← Back to context

Comment by picomancer

11 years ago

TLDR: You can't write the first compiler for a language in the language. However, you can write the second compiler in the language and use the first compiler to compile it.

If you already have a compiler in the language you're compiling, you can update the compiler with new features by the following process, called "bootstrapping". This process is used in gcc for example:

1. Use the old binary version to compile the new source version.

2. Use the binary produced in step 1 to compile the new source version.

3. Use the binary provided in step 2 to compile the new source version.

The results of stages 2 and 3 should be the same (assuming the old and new compilers assign the same semantics to the compiler source code and don't have non-determinism, e.g. using wall-clock time to determine when to stop searching for optimizations).
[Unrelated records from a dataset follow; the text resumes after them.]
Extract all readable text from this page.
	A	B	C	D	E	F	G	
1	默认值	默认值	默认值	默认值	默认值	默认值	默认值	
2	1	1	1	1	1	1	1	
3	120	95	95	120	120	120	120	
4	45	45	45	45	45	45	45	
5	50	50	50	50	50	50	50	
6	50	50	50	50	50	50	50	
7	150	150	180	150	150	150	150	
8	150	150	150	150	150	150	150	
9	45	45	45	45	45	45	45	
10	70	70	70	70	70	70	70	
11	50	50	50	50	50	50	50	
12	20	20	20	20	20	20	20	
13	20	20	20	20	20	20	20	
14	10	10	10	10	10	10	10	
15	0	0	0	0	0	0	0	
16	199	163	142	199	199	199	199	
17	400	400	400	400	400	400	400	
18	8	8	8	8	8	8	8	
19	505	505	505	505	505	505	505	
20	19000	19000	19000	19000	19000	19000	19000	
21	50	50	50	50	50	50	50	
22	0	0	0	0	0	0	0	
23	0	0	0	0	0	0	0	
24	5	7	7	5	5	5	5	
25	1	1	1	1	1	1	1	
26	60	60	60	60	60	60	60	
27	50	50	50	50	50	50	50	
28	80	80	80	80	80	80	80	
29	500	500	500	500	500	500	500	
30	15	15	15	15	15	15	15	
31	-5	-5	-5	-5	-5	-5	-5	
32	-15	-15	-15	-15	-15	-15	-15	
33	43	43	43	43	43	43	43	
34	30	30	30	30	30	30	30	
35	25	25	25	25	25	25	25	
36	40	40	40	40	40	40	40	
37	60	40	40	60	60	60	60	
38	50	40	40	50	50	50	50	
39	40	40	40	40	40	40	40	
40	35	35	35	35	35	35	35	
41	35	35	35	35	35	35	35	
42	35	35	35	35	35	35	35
The bootstrap process can't be used on the first compiler for a brand-new language, because there is no "old compiler" that can be used in stage 1. The only way around this is to write the first compiler in a different language that already exists.

Of course, if a self-hosted compiler is your goal, you can afford letting the very first compiler (the one written in another language) be limited, "dirty," or "hacky". You don't have to implement the entire language in the first compiler; the first compiler just has to support enough of the new language to allow you to write the second compiler.

Anyway, once you have the first compiler, you write the first version of the second compiler in whatever subset of the language the first compiler supports. Once the first compiler builds the first version of the second compiler, the first compiler is no longer needed; you can add all new features to the second compiler only.

New versions of the second compiler (perhaps supporting more language features) can now be produced by bootstrapping. Of course, you can also use the second compiler to compile a totally different compiler implementation written in the new language (this would be the third compiler for the new language).